As Prosecutor, my only recourse in case of a State’s failure to comply with its obligations is to report it to the President of the ICTY, who, in turn, could bring it to the attention of the Security Council. On 4 May 2004, a report concerning the consistent failure by Serbia and Montenegro to comply with its legal obligations was forwarded by President Meron to the Council. We
urge the Council to act and put an end to this pattern of non-co-operation. If this situation was allowed to continue, it would endanger the completion strategy, and also the legacy of the Tribunal.
Mr. President, Excellencies,
The message of the victims of the worst crimes known to humankind remains constant, regardless of their community of origin. Their concern is to see that justice be done, not just simply because they wish to see the criminals punished, but also because they understand that the stability and peace in their countries rely on the judicial process. As we approach the tenth year
commemoration of both the Srebrenica genocide and the signing of the Dayton agreement, we simultaneously approach another anniversary: Radovan Karadzic and Ratko Mladic have been at large for almost ten years. How long will it be tolerated that these leaders escape justice? How long will it be tolerated that they make a parody of both justice and the repeated commitment of the
Security Council to have them arrested and tried?
Mr. President, Excellencies,
Please allow me to stress once again how important your support is for the success of the Tribunal. The factors which really influence the completion strategy of the ICTY are threefold: the financial needs of the Tribunal, the timely arrest of the fugitives, and the support needed to establish credible domestic jurisdictions. All three are beyond the Tribunal’s control, but they
can and must be addressed by the international community.

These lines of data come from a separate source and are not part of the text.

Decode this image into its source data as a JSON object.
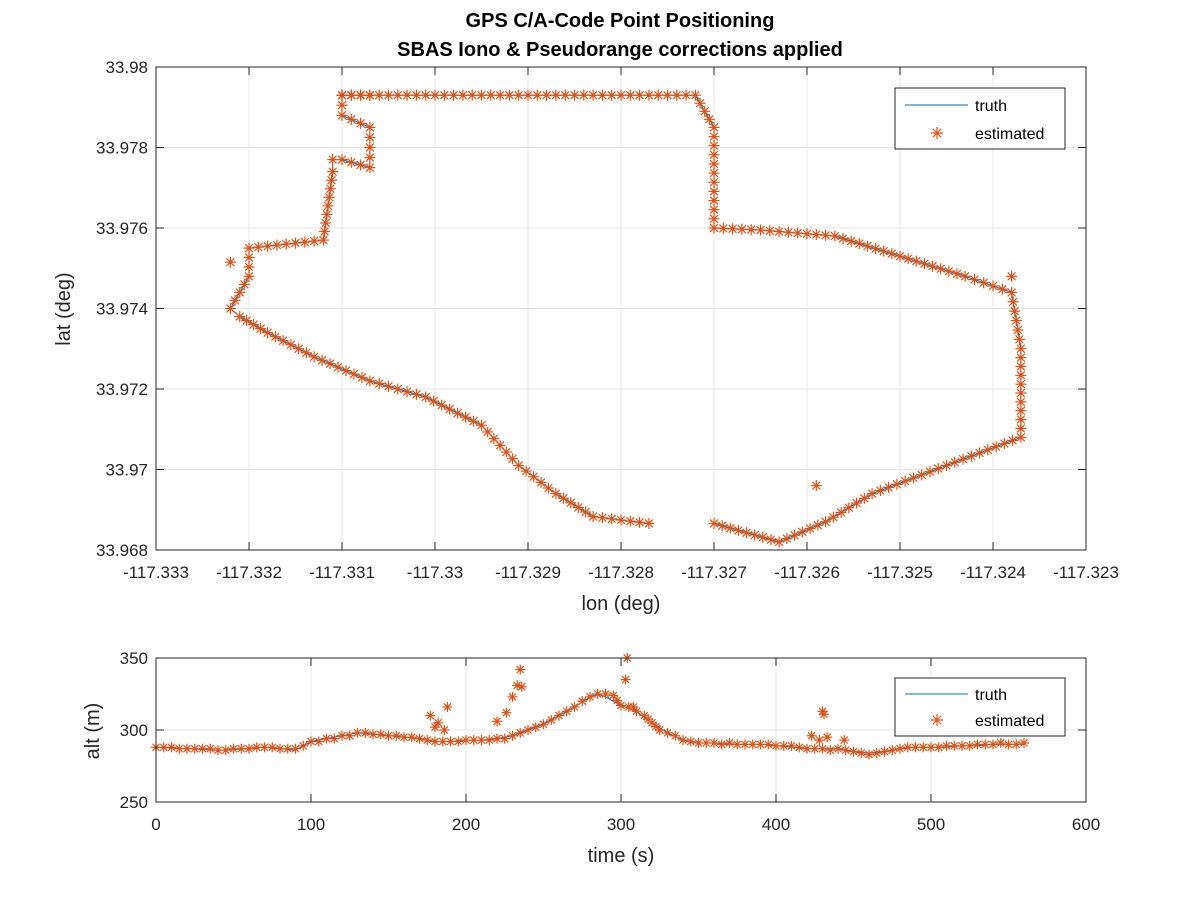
{
  "figure": {
    "title_line1": "GPS C/A-Code Point Positioning",
    "title_line2": "SBAS Iono & Pseudorange corrections applied"
  },
  "colors": {
    "truth": "#0072BD",
    "estimated": "#D95319",
    "grid": "#e6e6e6",
    "axis": "#262626"
  },
  "chart_data": [
    {
      "type": "scatter",
      "xlabel": "lon (deg)",
      "ylabel": "lat (deg)",
      "xlim": [
        -117.333,
        -117.323
      ],
      "ylim": [
        33.968,
        33.98
      ],
      "xticks": [
        -117.333,
        -117.332,
        -117.331,
        -117.33,
        -117.329,
        -117.328,
        -117.327,
        -117.326,
        -117.325,
        -117.324,
        -117.323
      ],
      "xtick_labels": [
        "-117.333",
        "-117.332",
        "-117.331",
        "-117.33",
        "-117.329",
        "-117.328",
        "-117.327",
        "-117.326",
        "-117.325",
        "-117.324",
        "-117.323"
      ],
      "yticks": [
        33.968,
        33.97,
        33.972,
        33.974,
        33.976,
        33.978,
        33.98
      ],
      "ytick_labels": [
        "33.968",
        "33.97",
        "33.972",
        "33.974",
        "33.976",
        "33.978",
        "33.98"
      ],
      "grid": true,
      "legend": {
        "placement": "top-right",
        "entries": [
          "truth",
          "estimated"
        ]
      },
      "series": [
        {
          "name": "truth",
          "style": "line",
          "x": [
            -117.3277,
            -117.3283,
            -117.3287,
            -117.3291,
            -117.3295,
            -117.3301,
            -117.3307,
            -117.3313,
            -117.3318,
            -117.3321,
            -117.3322,
            -117.332,
            -117.332,
            -117.3312,
            -117.3311,
            -117.3311,
            -117.331,
            -117.3307,
            -117.3307,
            -117.331,
            -117.331,
            -117.3307,
            -117.3307,
            -117.331,
            -117.331,
            -117.33,
            -117.3285,
            -117.3272,
            -117.327,
            -117.327,
            -117.3265,
            -117.3257,
            -117.325,
            -117.3243,
            -117.3238,
            -117.3237,
            -117.3237,
            -117.3245,
            -117.3253,
            -117.3258,
            -117.3263,
            -117.327
          ],
          "y": [
            33.96866,
            33.96883,
            33.9694,
            33.9701,
            33.9711,
            33.9718,
            33.9722,
            33.9728,
            33.9734,
            33.9738,
            33.974,
            33.9748,
            33.9755,
            33.9757,
            33.9774,
            33.9777,
            33.9777,
            33.9775,
            33.9785,
            33.9788,
            33.9793,
            33.9793,
            33.9793,
            33.9793,
            33.9793,
            33.9793,
            33.9793,
            33.9793,
            33.9785,
            33.976,
            33.97595,
            33.9758,
            33.9753,
            33.9748,
            33.9744,
            33.973,
            33.9708,
            33.9701,
            33.9694,
            33.9687,
            33.9682,
            33.96866
          ]
        },
        {
          "name": "estimated",
          "style": "marker",
          "x": [
            -117.3277,
            -117.3283,
            -117.3287,
            -117.3291,
            -117.3295,
            -117.3301,
            -117.3307,
            -117.3313,
            -117.3318,
            -117.3321,
            -117.3322,
            -117.332,
            -117.332,
            -117.3312,
            -117.3311,
            -117.3311,
            -117.331,
            -117.3307,
            -117.3307,
            -117.331,
            -117.331,
            -117.3307,
            -117.3307,
            -117.331,
            -117.331,
            -117.33,
            -117.3285,
            -117.3272,
            -117.327,
            -117.327,
            -117.3265,
            -117.3257,
            -117.325,
            -117.3243,
            -117.3238,
            -117.3237,
            -117.3237,
            -117.3245,
            -117.3253,
            -117.3258,
            -117.3263,
            -117.327,
            -117.3322,
            -117.3238,
            -117.3259
          ],
          "y": [
            33.96866,
            33.96883,
            33.9694,
            33.9701,
            33.9711,
            33.9718,
            33.9722,
            33.9728,
            33.9734,
            33.9738,
            33.974,
            33.9748,
            33.9755,
            33.9757,
            33.9774,
            33.9777,
            33.9777,
            33.9775,
            33.9785,
            33.9788,
            33.9793,
            33.9793,
            33.9793,
            33.9793,
            33.9793,
            33.9793,
            33.9793,
            33.9793,
            33.9785,
            33.976,
            33.97595,
            33.9758,
            33.9753,
            33.9748,
            33.9744,
            33.973,
            33.9708,
            33.9701,
            33.9694,
            33.9687,
            33.9682,
            33.96866,
            33.97515,
            33.9748,
            33.9696
          ]
        }
      ]
    },
    {
      "type": "scatter",
      "xlabel": "time (s)",
      "ylabel": "alt (m)",
      "xlim": [
        0,
        600
      ],
      "ylim": [
        250,
        350
      ],
      "xticks": [
        0,
        100,
        200,
        300,
        400,
        500,
        600
      ],
      "xtick_labels": [
        "0",
        "100",
        "200",
        "300",
        "400",
        "500",
        "600"
      ],
      "yticks": [
        250,
        300,
        350
      ],
      "ytick_labels": [
        "250",
        "300",
        "350"
      ],
      "grid": true,
      "legend": {
        "placement": "top-right",
        "entries": [
          "truth",
          "estimated"
        ]
      },
      "series": [
        {
          "name": "truth",
          "style": "line",
          "x": [
            0,
            20,
            40,
            60,
            70,
            80,
            90,
            100,
            110,
            120,
            130,
            140,
            150,
            160,
            170,
            180,
            190,
            200,
            210,
            220,
            230,
            240,
            250,
            260,
            270,
            280,
            285,
            290,
            300,
            310,
            320,
            330,
            340,
            350,
            360,
            370,
            380,
            390,
            400,
            410,
            420,
            430,
            440,
            450,
            460,
            470,
            480,
            490,
            500,
            510,
            520,
            530,
            540,
            550,
            560
          ],
          "y": [
            288,
            287,
            286,
            287,
            288,
            287,
            286,
            292,
            294,
            296,
            298,
            297,
            296,
            295,
            294,
            292,
            292,
            293,
            293,
            294,
            296,
            300,
            304,
            310,
            316,
            323,
            325,
            323,
            317,
            313,
            305,
            298,
            293,
            291,
            291,
            290,
            290,
            290,
            289,
            288,
            287,
            287,
            287,
            285,
            284,
            285,
            287,
            288,
            288,
            288,
            289,
            289,
            290,
            290,
            290
          ]
        },
        {
          "name": "estimated",
          "style": "marker",
          "x": [
            0,
            5,
            10,
            15,
            20,
            25,
            30,
            35,
            40,
            45,
            50,
            55,
            60,
            65,
            70,
            75,
            80,
            85,
            90,
            95,
            100,
            105,
            110,
            115,
            120,
            125,
            130,
            135,
            140,
            145,
            150,
            155,
            160,
            165,
            170,
            175,
            180,
            185,
            190,
            195,
            200,
            205,
            210,
            215,
            220,
            225,
            230,
            235,
            240,
            245,
            250,
            255,
            260,
            265,
            270,
            275,
            280,
            285,
            290,
            295,
            300,
            305,
            310,
            315,
            320,
            325,
            330,
            335,
            340,
            345,
            350,
            355,
            360,
            365,
            370,
            375,
            380,
            385,
            390,
            395,
            400,
            405,
            410,
            415,
            420,
            425,
            430,
            435,
            440,
            445,
            450,
            455,
            460,
            465,
            470,
            475,
            480,
            485,
            490,
            495,
            500,
            505,
            510,
            515,
            520,
            525,
            530,
            535,
            540,
            545,
            550,
            555,
            560,
            177,
            180,
            182,
            186,
            188,
            220,
            226,
            230,
            233,
            235,
            236,
            303,
            304,
            308,
            423,
            428,
            430,
            431,
            433,
            444
          ],
          "y": [
            288,
            288,
            288,
            287,
            287,
            287,
            287,
            287,
            286,
            286,
            287,
            287,
            287,
            288,
            288,
            288,
            287,
            287,
            287,
            289,
            292,
            292,
            294,
            294,
            296,
            296,
            298,
            298,
            297,
            297,
            296,
            296,
            295,
            295,
            294,
            293,
            292,
            292,
            292,
            292,
            293,
            293,
            293,
            293,
            294,
            294,
            296,
            298,
            300,
            302,
            304,
            307,
            310,
            313,
            316,
            320,
            323,
            325,
            325,
            324,
            317,
            316,
            313,
            310,
            305,
            300,
            298,
            296,
            293,
            292,
            291,
            291,
            291,
            290,
            291,
            290,
            290,
            290,
            290,
            290,
            289,
            289,
            289,
            288,
            287,
            287,
            287,
            286,
            287,
            286,
            285,
            284,
            283,
            284,
            285,
            286,
            287,
            288,
            288,
            288,
            288,
            288,
            289,
            289,
            289,
            289,
            290,
            290,
            290,
            291,
            290,
            290,
            291,
            310,
            302,
            305,
            300,
            316,
            306,
            312,
            323,
            331,
            342,
            330,
            335,
            350,
            316,
            296,
            293,
            313,
            311,
            295,
            293
          ]
        }
      ]
    }
  ]
}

When it established the Tribunal in 1993, the Council proved its commitment to Justice and the Rule of Law. In Resolution 808, it stressed its determination to put an end to the widespread crimes occurring within the territory of the former Yugoslavia, including reports of mass killings and the practice of ethnic cleansing, and to bring to justice the persons most responsible for
these crimes. Eleven years later, with all the efforts already made by the international community to halt these crimes and redress them judicially, these objectives are almost achieved. It is perhaps ironic that, just when the ICTY is gaining momentum and reaching its cruising speed, so much time is being spent discussing its end. But the completion of the mandate is now within
reach, and we can see the final years ahead of us. This period should not become simply an "end-game", with an abrupt closing, regardless of whether or not the top-leaders are apprehended and tried before the ICTY: this would negate all the efforts so far devoted and all the results already obtained.
Mr. President, Excellencies,
I join President Meron in urging the Members of the Council to continue their support for the Tribunal and to ensure that it is given the means necessary to fulfil its promise and its full potential.
I thank you for your attention and for your continued support.